Typically, works by artists born after 1881, the year of Pablo Picasso's birth, are strictly within the Reina Sofia's purview.

The Prado Museum in Madrid, Spain. Photo: Patricia J. Garcinuno/Getty Images.

Critics are blasting the Prado Museum in Madrid for acquiring a 20th-century Cubist painting which they say actually belongs in the city’s contemporary art museum, the Reina Sofia.

The Prado paid €70,000 (around $85,000) for La Boulonnaise, a 1929 work by the Spanish painter María Blanchard, according to the Spanish outlet ABC.

But the move has riled some commentators, who point to a 1995 law dictating that any works created after 1881 belong in the collection of the Reina Sofia.

The law, which includes a list of artists born before the cutoff year who are exempt from the rule, does not list Blanchard, who was born in March 1881. (The year that separates the purviews of the two collections is that of Picasso’s birth.)

A Prado spokesperson tells Artnet News that the acquisition was above board.

As the minister of culture has officially stated, the acquisition is absolutely legal and follows the corresponding protocols,” the representative said, adding that more details on the acquisition will be released by the end of March, when the museum hopes to put the work on display.

The ministry of culture did not respond to Artnet News’s request for comment.

Contacted by Artnet News, the Reina Sofía declined to comment. But a museum spokesperson reportedly expressed “surprise” at the Prado acquisition when interviewed by ABC, saying that Blanchard is a “central figure” in the museum’s collection. The institution owns 15 works by the artist, five of which are currently on display. 

Blanchard is known for her unique style of Cubism, which became more figurative and emotionally expressive as she developed her style. Despite the limitations of a serious physical disability, the painter became a key figure of the Parisian avant-garde, but her role in the movement has been largely overlooked. 

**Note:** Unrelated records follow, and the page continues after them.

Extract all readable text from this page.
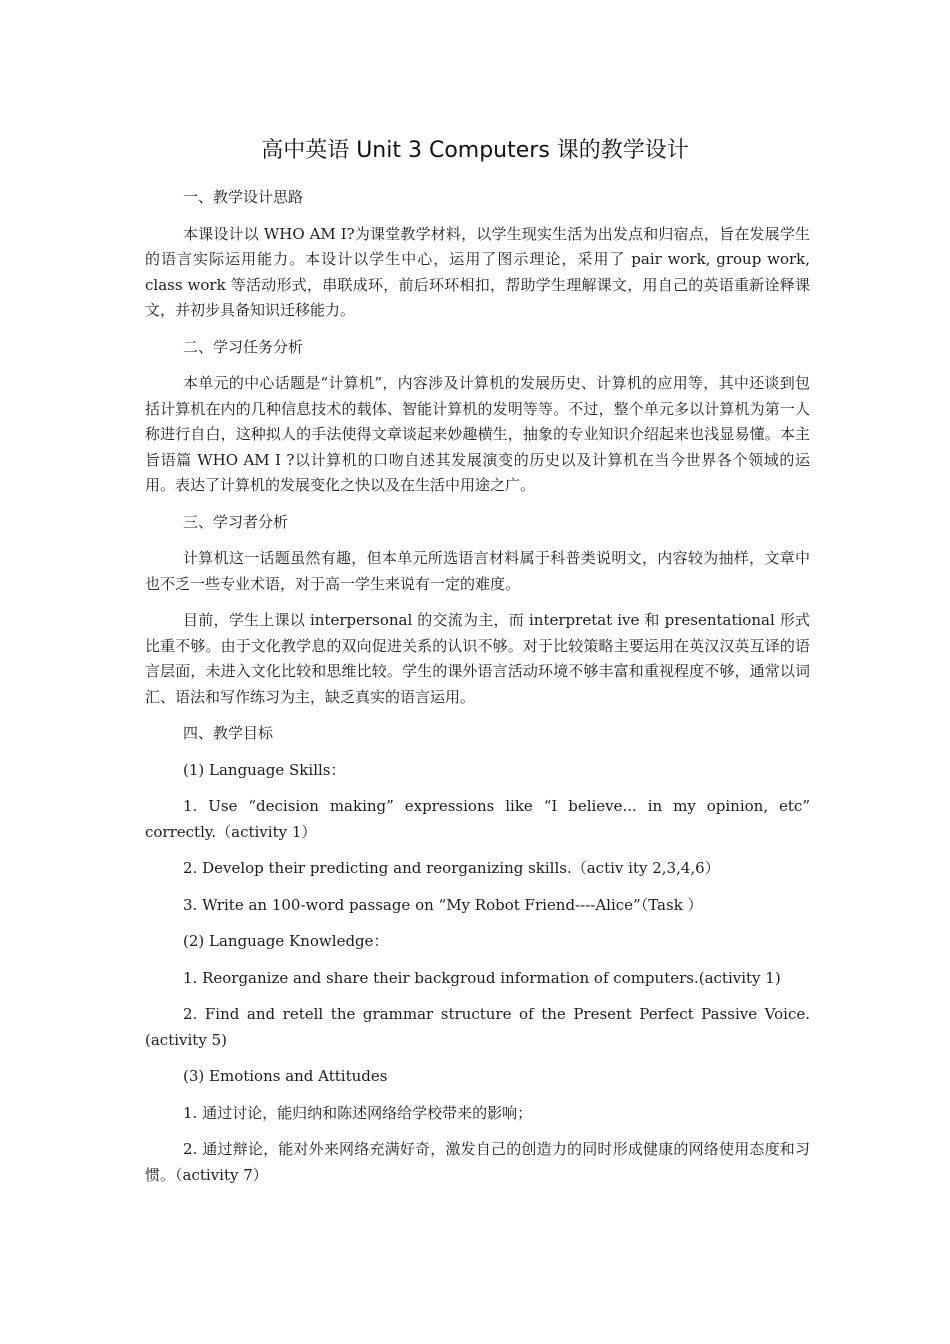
高中英语 Unit 3 Computers 课的教学设计

一、教学设计思路

本课设计以 WHO AM I?为课堂教学材料，以学生现实生活为出发点和归宿点，旨在发展学生的语言实际运用能力。本设计以学生中心，运用了图示理论，采用了 pair work, group work, class work 等活动形式，串联成环，前后环环相扣，帮助学生理解课文，用自己的英语重新诠释课文，并初步具备知识迁移能力。

二、学习任务分析

本单元的中心话题是“计算机”，内容涉及计算机的发展历史、计算机的应用等，其中还谈到包括计算机在内的几种信息技术的载体、智能计算机的发明等等。不过，整个单元多以计算机为第一人称进行自白，这种拟人的手法使得文章谈起来妙趣横生，抽象的专业知识介绍起来也浅显易懂。本主旨语篇 WHO AM I ?以计算机的口吻自述其发展演变的历史以及计算机在当今世界各个领域的运用。表达了计算机的发展变化之快以及在生活中用途之广。

三、学习者分析

计算机这一话题虽然有趣，但本单元所选语言材料属于科普类说明文，内容较为抽样，文章中也不乏一些专业术语，对于高一学生来说有一定的难度。

目前，学生上课以 interpersonal 的交流为主，而 interpretat ive 和 presentational 形式比重不够。由于文化教学息的双向促进关系的认识不够。对于比较策略主要运用在英汉汉英互译的语言层面，未进入文化比较和思维比较。学生的课外语言活动环境不够丰富和重视程度不够，通常以词汇、语法和写作练习为主，缺乏真实的语言运用。

四、教学目标

(1) Language Skills：

1. Use “decision making” expressions like “I believe... in my opinion, etc” correctly.（activity 1）

2. Develop their predicting and reorganizing skills.（activ ity 2,3,4,6）

3. Write an 100-word passage on “My Robot Friend----Alice”（Task ）

(2) Language Knowledge：

1. Reorganize and share their backgroud information of computers.(activity 1)

2. Find and retell the grammar structure of the Present Perfect Passive Voice. (activity 5)

(3) Emotions and Attitudes

1. 通过讨论，能归纳和陈述网络给学校带来的影响；

2. 通过辩论，能对外来网络充满好奇，激发自己的创造力的同时形成健康的网络使用态度和习惯。（activity 7）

Interest in the painter’s work is on the rise as the art world increasingly re-examines underrepresented areas of art history, particularly women’s contributions. The auction record for her work was achieved in 2012 when a 1917 work, The Lute Player, sold at Sotheby’s London for $720,000. Her work will soon be featured in a commemorative stamp in Spain. 

In recent years, the Prado has been working to show more work by women. A landmark exhibition of Spanish Renaissance geniuses Lavinia Fontana and Sofonisba Anguissola marked the institution’s bicentenary in 2018, and the museum’s director, Miguel Falomir, has said that acquiring art by women artists will be a priority in 2021.

The institution is currently showing “Uninvited Guests,” an exhibition centered on Spanish 19th-century women artists. The museum was recently forced to apologize for including a work in the show that was misattributed to a woman.